One concern, however, is the rear-suspension travel of two inches. That doesn’t sound like much, and, I can assure you, it’s not. The ride can be a touch uncomfortable when slowly cruising over rough city roads, but take the Sportster S into the canyons or on your favorite open stretch and the machine comes alive. The low ride height, stable handling and sublime motor combine for a uniquely Harley-Davidson experience, complete with the sound of scraping footpegs as you quickly max out the available 34 degrees of lean angle.

The 2021 Harley-Davidson Sportster S motorcycle.

The new Sportster’s liquid-cooled Revolution Max 1250T 60-degree V-twin makes 121 hp and 94 ft lbs of torque.  Photo by Kevin Wing, courtesy of Harley-Davidson, Inc.

The Revolution motor is a revelation. Packed with torque and matched to the four riding modes, it’s a massive step into the future for the company. It sounds, looks and feels like a Euro twin, which will be music to the ears of some, while others . . . not so much. One complaint is that the gearbox isn’t as smooth to shift as hoped for with a motorcycle of this price. The shift is a touch notchy and not as positive when the lever is in the standard spot, with neutral being found way more than I’d have liked between first and second gear.

The circular dash on the 2021 Harley-Davidson Sportster S motorcycle.

The bike’s easy-to-navigate, circular 4-inch dash.  Photo by Kevin Wing, courtesy of Harley-Davidson, Inc.

The design team managed to get its flat-track-inspired high-rise exhaust on the Sportster S, which looks great and isn’t too loud, but is very hot, especially when there’s little or no airflow around you. When the bike is moving fast, the heat really isn’t an issue, but at low speed it’s rather annoying, to the point where it seems like the choice of exhaust configuration was a design-over-function flaw.

Riding the 2021 Harley-Davidson Sportster S motorcycle.

Among the standard rider assists are Cornering ABS, cruise control, traction control and turn-by-turn navigation.  Photo by Brian J Nelson, courtesy of Harley-Davidson, Inc.

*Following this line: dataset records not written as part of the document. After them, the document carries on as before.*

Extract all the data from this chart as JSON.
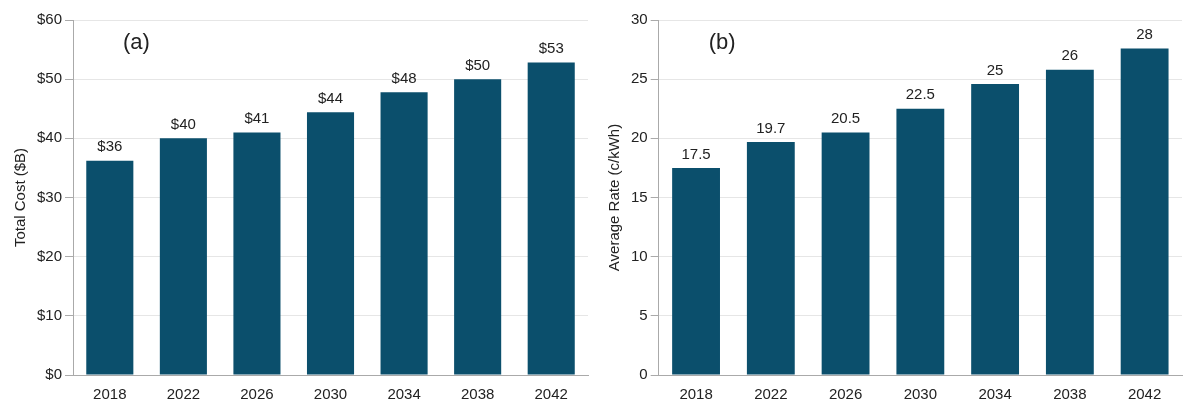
{
  "chart_data": [
    {
      "type": "bar",
      "annotations": [
        "(a)"
      ],
      "ylabel": "Total Cost ($B)",
      "categories": [
        "2018",
        "2022",
        "2026",
        "2030",
        "2034",
        "2038",
        "2042"
      ],
      "values": [
        36.2,
        40,
        41,
        44.4,
        47.8,
        50,
        52.8
      ],
      "value_labels": [
        "$36",
        "$40",
        "$41",
        "$44",
        "$48",
        "$50",
        "$53"
      ],
      "color": "#0b4f6c",
      "ylim": [
        0,
        60
      ],
      "yticks": [
        {
          "value": 0,
          "label": "$0"
        },
        {
          "value": 10,
          "label": "$10"
        },
        {
          "value": 20,
          "label": "$20"
        },
        {
          "value": 30,
          "label": "$30"
        },
        {
          "value": 40,
          "label": "$40"
        },
        {
          "value": 50,
          "label": "$50"
        },
        {
          "value": 60,
          "label": "$60"
        }
      ],
      "grid": "y",
      "legend": false
    },
    {
      "type": "bar",
      "annotations": [
        "(b)"
      ],
      "ylabel": "Average Rate (c/kWh)",
      "categories": [
        "2018",
        "2022",
        "2026",
        "2030",
        "2034",
        "2038",
        "2042"
      ],
      "values": [
        17.5,
        19.7,
        20.5,
        22.5,
        24.6,
        25.8,
        27.6
      ],
      "value_labels": [
        "17.5",
        "19.7",
        "20.5",
        "22.5",
        "25",
        "26",
        "28"
      ],
      "color": "#0b4f6c",
      "ylim": [
        0,
        30
      ],
      "yticks": [
        0,
        5,
        10,
        15,
        20,
        25,
        30
      ],
      "grid": "y",
      "legend": false
    }
  ]
}
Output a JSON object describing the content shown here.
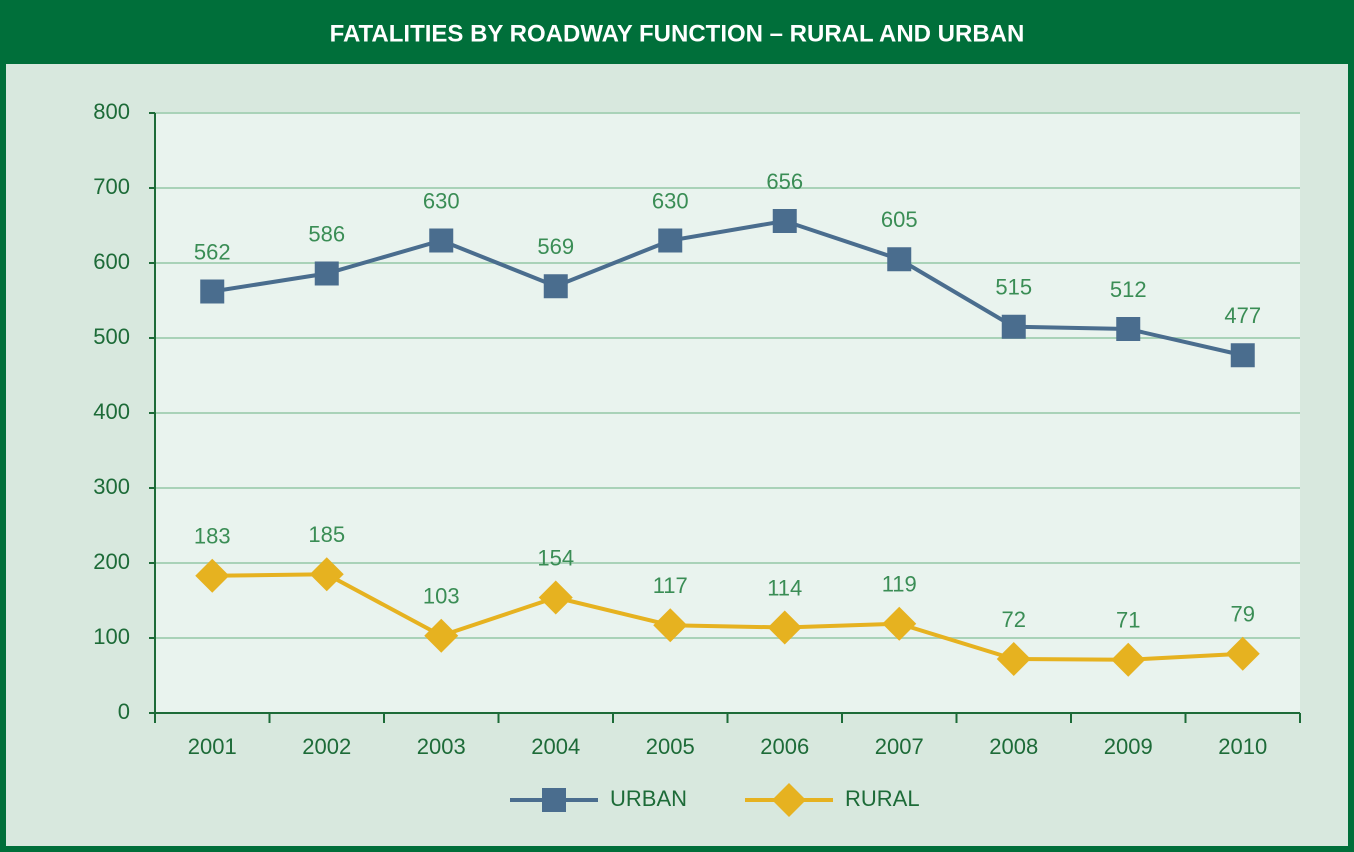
{
  "chart_data": {
    "type": "line",
    "title": "FATALITIES BY ROADWAY FUNCTION – RURAL AND URBAN",
    "categories": [
      "2001",
      "2002",
      "2003",
      "2004",
      "2005",
      "2006",
      "2007",
      "2008",
      "2009",
      "2010"
    ],
    "series": [
      {
        "name": "URBAN",
        "color": "#4a6d8e",
        "marker": "square",
        "values": [
          562,
          586,
          630,
          569,
          630,
          656,
          605,
          515,
          512,
          477
        ]
      },
      {
        "name": "RURAL",
        "color": "#e6b220",
        "marker": "diamond",
        "values": [
          183,
          185,
          103,
          154,
          117,
          114,
          119,
          72,
          71,
          79
        ]
      }
    ],
    "ylim": [
      0,
      800
    ],
    "yticks": [
      0,
      100,
      200,
      300,
      400,
      500,
      600,
      700,
      800
    ],
    "grid": true,
    "legend": "bottom"
  }
}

The Sportster S also feels a bit too one-dimensional for my taste, but it will certainly appeal to those riders who were hankering for a more nimble and muscular Sportster than what was on offer previously. We hope Harley-Davidson takes that splendid motor and puts it in a naked-bike chassis similar to Yamaha’s MT-10 or the pre-2021 Triumph Speed Triple range, then it would truly be Harley-Davidson’s model for the masses.